As a case in point, only 6 of 53 landmark papers about cancer found support in follow up studies, even with the help of the original scientists working in their own labs, according to an article in the Challenges in Irreproducible Research archive of Nature cited by Johnson.
That is discouraging but I am not surprised. I feel fairly sure that the any assertions of import get filtered very rigorously until only ones that reproduce reliably make it through.
The trick is to remain extremely skeptical of initial reports, especially those that get trumpeted and reverberate around the popular press and the internet. Evidently it is human nature to then presume that when an assertion is repeated often enough then it must be true, even though it has not yet been reproduced. Saying it’s so does not make it so.
Kids & Science
Posted by mark in pop, science, Uncategorized on June 23, 2013
I am heartened to hear of great work being done by current and former colleagues to get K-12 kids involved in Science, Technology, Engineering, and Mathematics (STEM). For example, Columbia Academy, a middle school (grades 6-8) in Columbia Heights (just north of Minneapolis), held an Engineering and Science Fair last month where two of our consultants, Pat Whitcomb and Brooks Henderson, joined a score of other professional engineers who reviewed student projects. Winners will present their projects this summer at the University of Minnesota’s STEM Colloquium.
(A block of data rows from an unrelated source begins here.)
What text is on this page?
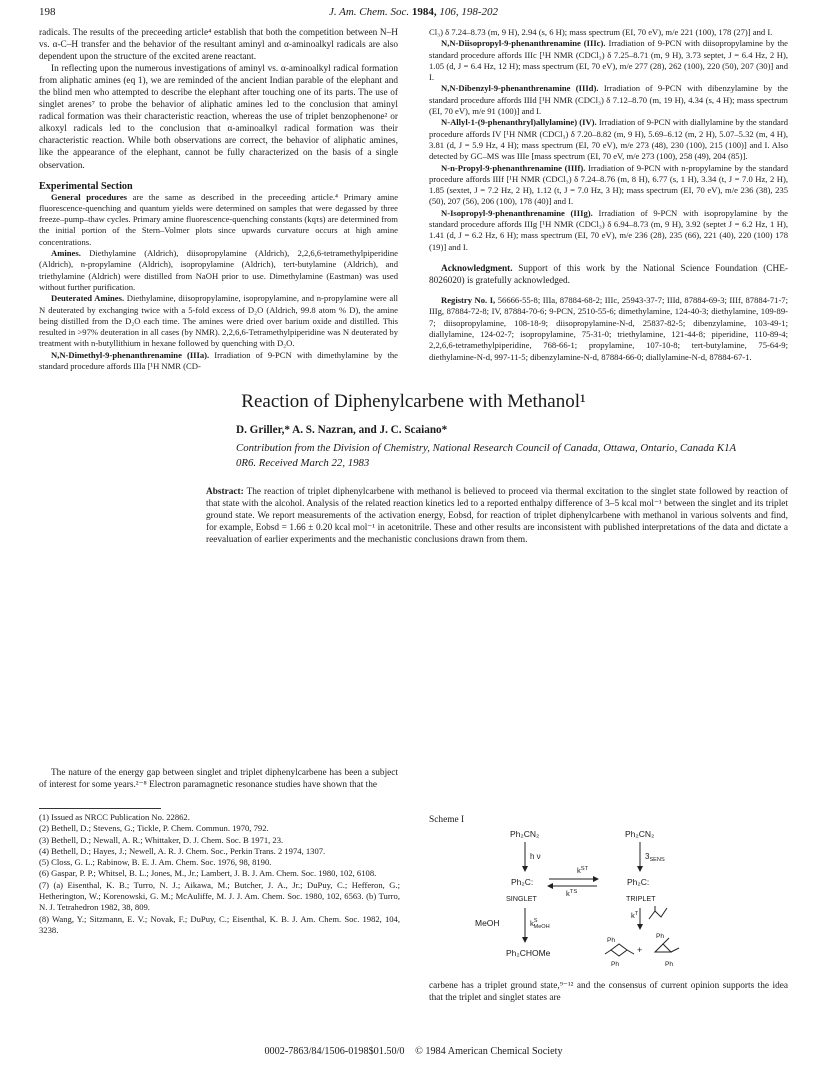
198	J. Am. Chem. Soc. 1984, 106, 198-202

radicals. The results of the preceeding article⁴ establish that both the competition between N–H vs. α-C–H transfer and the behavior of the resultant aminyl and α-aminoalkyl radicals are also dependent upon the structure of the excited arene reactant.

In reflecting upon the numerous investigations of aminyl vs. α-aminoalkyl radical formation from aliphatic amines (eq 1), we are reminded of the ancient Indian parable of the elephant and the blind men who attempted to describe the elephant after touching one of its parts. The use of singlet arenes⁷ to probe the behavior of aliphatic amines led to the conclusion that aminyl radical formation was their characteristic reaction, whereas the use of triplet benzophenone² or alkoxyl radicals led to the conclusion that α-aminoalkyl radical formation was their characteristic reaction. While both observations are correct, the behavior of aliphatic amines, like the appearance of the elephant, cannot be fully characterized on the basis of a single observation.

Experimental Section

General procedures are the same as described in the preceeding article.⁴ Primary amine fluorescence-quenching and quantum yields were determined on samples that were degassed by three freeze–pump–thaw cycles. Primary amine fluorescence-quenching constants (kqτs) are determined from the initial portion of the Stern–Volmer plots since upwards curvature occurs at high amine concentrations.

Amines. Diethylamine (Aldrich), diisopropylamine (Aldrich), 2,2,6,6-tetramethylpiperidine (Aldrich), n-propylamine (Aldrich), isopropylamine (Aldrich), tert-butylamine (Aldrich), and triethylamine (Aldrich) were distilled from NaOH prior to use. Dimethylamine (Eastman) was used without further purification.

Deuterated Amines. Diethylamine, diisopropylamine, isopropylamine, and n-propylamine were all N deuterated by exchanging twice with a 5-fold excess of D₂O (Aldrich, 99.8 atom % D), the amine being distilled from the D₂O each time. The amines were dried over barium oxide and distilled. This resulted in >97% deuteration in all cases (by NMR). 2,2,6,6-Tetramethylpiperidine was N deuterated by treatment with n-butyllithium in hexane followed by quenching with D₂O.

N,N-Dimethyl-9-phenanthrenamine (IIIa). Irradiation of 9-PCN with dimethylamine by the standard procedure affords IIIa [¹H NMR (CD-

Cl₃) δ 7.24–8.73 (m, 9 H), 2.94 (s, 6 H); mass spectrum (EI, 70 eV), m/e 221 (100), 178 (27)] and I.

N,N-Diisopropyl-9-phenanthrenamine (IIIc). Irradiation of 9-PCN with diisopropylamine by the standard procedure affords IIIc [¹H NMR (CDCl₃) δ 7.25–8.71 (m, 9 H), 3.73 septet, J = 6.4 Hz, 2 H), 1.05 (d, J = 6.4 Hz, 12 H); mass spectrum (EI, 70 eV), m/e 277 (28), 262 (100), 220 (50), 207 (30)] and I.

N,N-Dibenzyl-9-phenanthrenamine (IIId). Irradiation of 9-PCN with dibenzylamine by the standard procedure affords IIId [¹H NMR (CDCl₃) δ 7.12–8.70 (m, 19 H), 4.34 (s, 4 H); mass spectrum (EI, 70 eV), m/e 91 (100)] and I.

N-Allyl-1-(9-phenanthryl)allylamine) (IV). Irradiation of 9-PCN with diallylamine by the standard procedure affords IV [¹H NMR (CDCl₃) δ 7.20–8.82 (m, 9 H), 5.69–6.12 (m, 2 H), 5.07–5.32 (m, 4 H), 3.81 (d, J = 5.9 Hz, 4 H); mass spectrum (EI, 70 eV), m/e 273 (48), 230 (100), 215 (100)] and I. Also detected by GC–MS was IIIe [mass spectrum (EI, 70 eV, m/e 273 (100), 258 (49), 204 (85)].

N-n-Propyl-9-phenanthrenamine (IIIf). Irradiation of 9-PCN with n-propylamine by the standard procedure affords IIIf [¹H NMR (CDCl₃) δ 7.24–8.76 (m, 8 H), 6.77 (s, 1 H), 3.34 (t, J = 7.0 Hz, 2 H), 1.85 (sextet, J = 7.2 Hz, 2 H), 1.12 (t, J = 7.0 Hz, 3 H); mass spectrum (EI, 70 eV), m/e 236 (38), 235 (50), 207 (56), 206 (100), 178 (40)] and I.

N-Isopropyl-9-phenanthrenamine (IIIg). Irradiation of 9-PCN with isopropylamine by the standard procedure affords IIIg [¹H NMR (CDCl₃) δ 6.94–8.73 (m, 9 H), 3.92 (septet J = 6.2 Hz, 1 H), 1.41 (d, J = 6.2 Hz, 6 H); mass spectrum (EI, 70 eV), m/e 236 (28), 235 (66), 221 (40), 220 (100) 178 (19)] and I.

Acknowledgment. Support of this work by the National Science Foundation (CHE-8026020) is gratefully acknowledged.

Registry No. I, 56666-55-8; IIIa, 87884-68-2; IIIc, 25943-37-7; IIId, 87884-69-3; IIIf, 87884-71-7; IIIg, 87884-72-8; IV, 87884-70-6; 9-PCN, 2510-55-6; dimethylamine, 124-40-3; diethylamine, 109-89-7; diisopropylamine, 108-18-9; diisopropylamine-N-d, 25837-82-5; dibenzylamine, 103-49-1; diallylamine, 124-02-7; isopropylamine, 75-31-0; triethylamine, 121-44-8; piperidine, 110-89-4; 2,2,6,6-tetramethylpiperidine, 768-66-1; propylamine, 107-10-8; tert-butylamine, 75-64-9; diethylamine-N-d, 997-11-5; dibenzylamine-N-d, 87884-66-0; diallylamine-N-d, 87884-67-1.

Reaction of Diphenylcarbene with Methanol¹
D. Griller,* A. S. Nazran, and J. C. Scaiano*
Contribution from the Division of Chemistry, National Research Council of Canada, Ottawa, Ontario, Canada K1A 0R6. Received March 22, 1983

Abstract: The reaction of triplet diphenylcarbene with methanol is believed to proceed via thermal excitation to the singlet state followed by reaction of that state with the alcohol. Analysis of the related reaction kinetics led to a reported enthalpy difference of 3–5 kcal mol⁻¹ between the singlet and its triplet ground state. We report measurements of the activation energy, Eobsd, for reaction of triplet diphenylcarbene with methanol in various solvents and find, for example, Eobsd = 1.66 ± 0.20 kcal mol⁻¹ in acetonitrile. These and other results are inconsistent with published interpretations of the data and dictate a reevaluation of earlier experiments and the mechanistic conclusions drawn from them.

The nature of the energy gap between singlet and triplet diphenylcarbene has been a subject of interest for some years.²⁻⁸ Electron paramagnetic resonance studies have shown that the

(1) Issued as NRCC Publication No. 22862.

(2) Bethell, D.; Stevens, G.; Tickle, P. Chem. Commun. 1970, 792.

(3) Bethell, D.; Newall, A. R.; Whittaker, D. J. Chem. Soc. B 1971, 23.

(4) Bethell, D.; Hayes, J.; Newell, A. R. J. Chem. Soc., Perkin Trans. 2 1974, 1307.

(5) Closs, G. L.; Rabinow, B. E. J. Am. Chem. Soc. 1976, 98, 8190.

(6) Gaspar, P. P.; Whitsel, B. L.; Jones, M., Jr.; Lambert, J. B. J. Am. Chem. Soc. 1980, 102, 6108.

(7) (a) Eisenthal, K. B.; Turro, N. J.; Aikawa, M.; Butcher, J. A., Jr.; DuPuy, C.; Hefferon, G.; Hetherington, W.; Korenowski, G. M.; McAuliffe, M. J. J. Am. Chem. Soc. 1980, 102, 6563. (b) Turro, N. J. Tetrahedron 1982, 38, 809.

(8) Wang, Y.; Sitzmann, E. V.; Novak, F.; DuPuy, C.; Eisenthal, K. B. J. Am. Chem. Soc. 1982, 104, 3238.

Scheme I
Ph₂CN₂
h ν
Ph₂C:
SINGLET
$k^{ST}$
$k^{TS}$
MeOH	$k^S$ MeOH
Ph₂CHOMe
Ph₂CN₂
$3_{SENS}$
Ph₂C:
TRIPLET
$k^T$
Ph
+
Ph
Ph	Ph

carbene has a triplet ground state,⁹⁻¹² and the consensus of current opinion supports the idea that the triplet and singlet states are

0002-7863/84/1506-0198$01.50/0 © 1984 American Chemical Society
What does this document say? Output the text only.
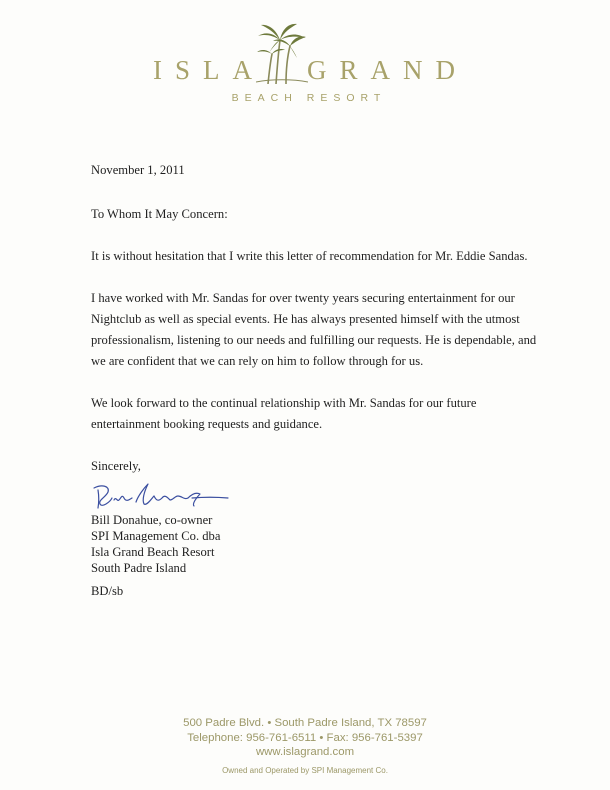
ISLA GRAND
BEACH RESORT
November 1, 2011
To Whom It May Concern:
It is without hesitation that I write this letter of recommendation for Mr. Eddie Sandas.
I have worked with Mr. Sandas for over twenty years securing entertainment for our
Nightclub as well as special events. He has always presented himself with the utmost
professionalism, listening to our needs and fulfilling our requests. He is dependable, and
we are confident that we can rely on him to follow through for us.
We look forward to the continual relationship with Mr. Sandas for our future
entertainment booking requests and guidance.
Sincerely,
Bill Donahue, co-owner
SPI Management Co. dba
Isla Grand Beach Resort
South Padre Island
BD/sb
500 Padre Blvd. • South Padre Island, TX 78597
Telephone: 956-761-6511 • Fax: 956-761-5397
www.islagrand.com
Owned and Operated by SPI Management Co.
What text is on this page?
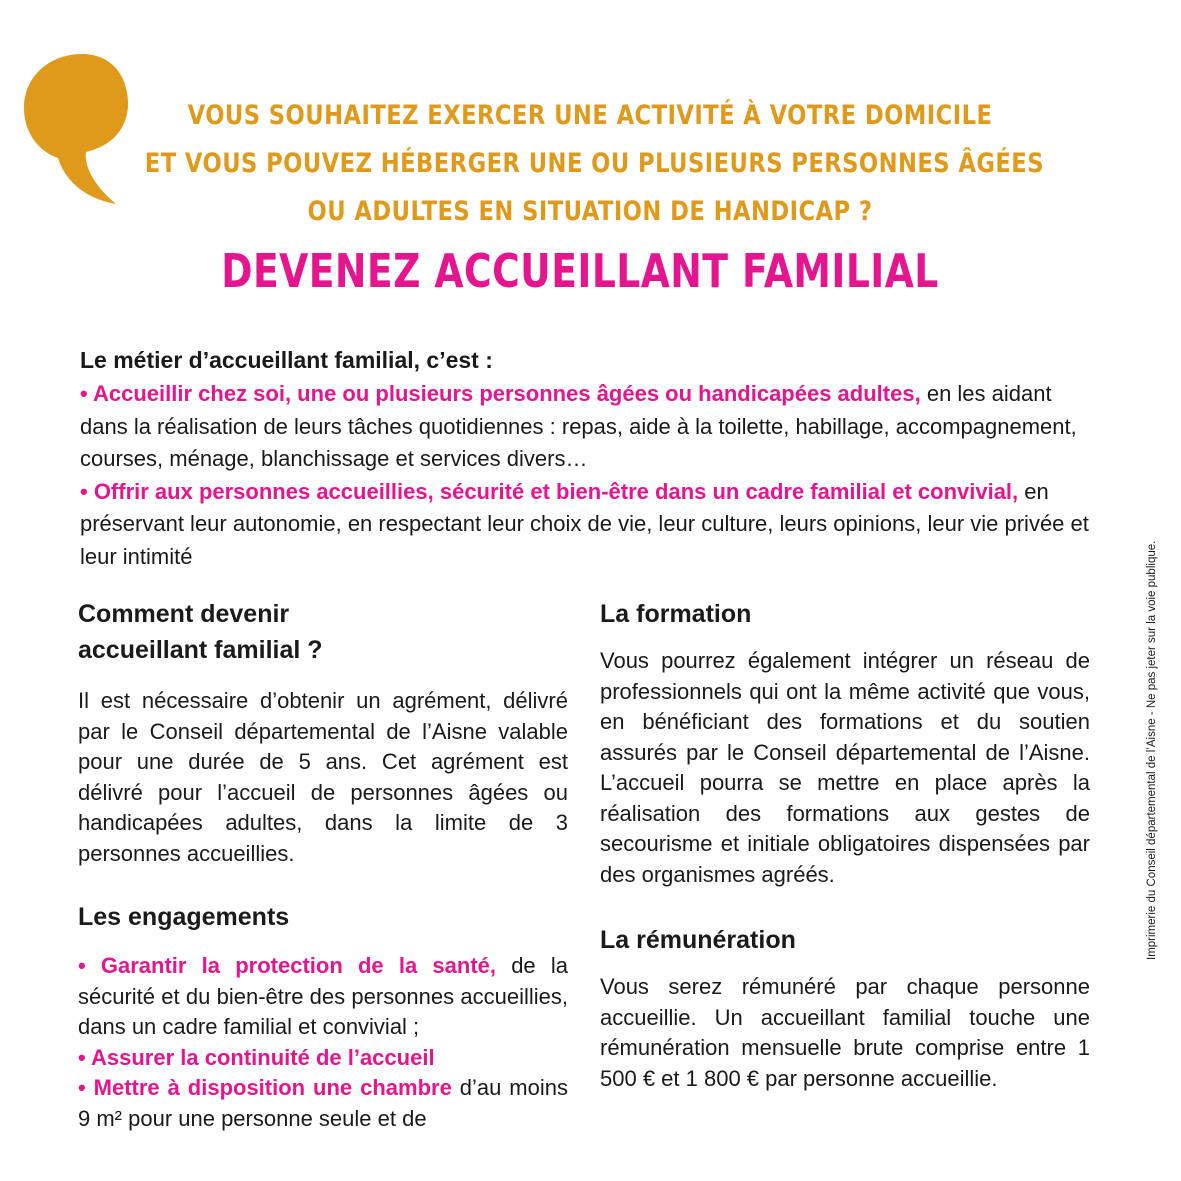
VOUS SOUHAITEZ EXERCER UNE ACTIVITÉ À VOTRE DOMICILE
ET VOUS POUVEZ HÉBERGER UNE OU PLUSIEURS PERSONNES ÂGÉES
OU ADULTES EN SITUATION DE HANDICAP ?
DEVENEZ ACCUEILLANT FAMILIAL
Le métier d’accueillant familial, c’est :
• Accueillir chez soi, une ou plusieurs personnes âgées ou handicapées adultes, en les aidant dans la réalisation de leurs tâches quotidiennes : repas, aide à la toilette, habillage, accompagnement, courses, ménage, blanchissage et services divers…
• Offrir aux personnes accueillies, sécurité et bien-être dans un cadre familial et convivial, en préservant leur autonomie, en respectant leur choix de vie, leur culture, leurs opinions, leur vie privée et leur intimité
Comment devenir
accueillant familial ?

Il est nécessaire d’obtenir un agrément, délivré par le Conseil départemental de l’Aisne valable pour une durée de 5 ans. Cet agrément est délivré pour l’accueil de personnes âgées ou handicapées adultes, dans la limite de 3 personnes accueillies.

Les engagements

• Garantir la protection de la santé, de la sécurité et du bien-être des personnes accueillies, dans un cadre familial et convivial ;

• Assurer la continuité de l’accueil

• Mettre à disposition une chambre d’au moins 9 m² pour une personne seule et de

La formation

Vous pourrez également intégrer un réseau de professionnels qui ont la même activité que vous, en bénéficiant des formations et du soutien assurés par le Conseil départemental de l’Aisne. L’accueil pourra se mettre en place après la réalisation des formations aux gestes de secourisme et initiale obligatoires dispensées par des organismes agréés.

La rémunération

Vous serez rémunéré par chaque personne accueillie. Un accueillant familial touche une rémunération mensuelle brute comprise entre 1 500 € et 1 800 € par personne accueillie.

Imprimerie du Conseil départemental de l’Aisne - Ne pas jeter sur la voie publique.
Also, I ran across a fellow I worked with at General Mills years ago who volunteers his time to teach middle-schoolers around the Twin Cities an appreciation for chemistry. He makes use of the American Chemical Society (ACS) “Kids & Chemistry” program, which offers complete instructions and worksheets for many great experiments at middle-school level. Follow this link to discover:
– Chemistry’s Rainbow: “Interpret color changes like a scientist as you create acid and base solutions, neutralize them, and observe a colorful chemical reaction.”
– Jiggle Gels: “Measure with purpose and cause exciting physical changes as you investigate the baby diaper polymer,* place a super-absorbing dinosaur toy in water, and make slime.”
– What’s New, CO2? “Combine chemicals and explore the invisible gas produced to discover how self-inflating balloons work.”
– Several other intriguing activities contributed by ACS members.
Kudos to all scientists, engineers, mathematician/statisticians who are engaging kids in STEM!
*(The super-slurpers invented by the diaper chemists really are quite amazing as I’ve learned from semi-quantitative measurements of weight before and after soakings by my grandson. Thank goodness! Check out this video by “Professor Bunsen”, which includes a trick to recover the liquids that I am not going to try.)
Brain scientists flunk statistical standards for power
Last week The Scientist reported that “Bad Stats Plague Neuroscience”. According to researchers who dissected 730 studies published in 2011, neuroscientists pressed ahead with findings on the basis of only 8 percent median statistical power. This falls woefully short of the 80 percent power that statistician advise for experimental work. It seems that the pressure to publish overwhelms the need to run enough tests for detecting important effects.
“In many cases, we’re more incentivized to be productive than to be right.”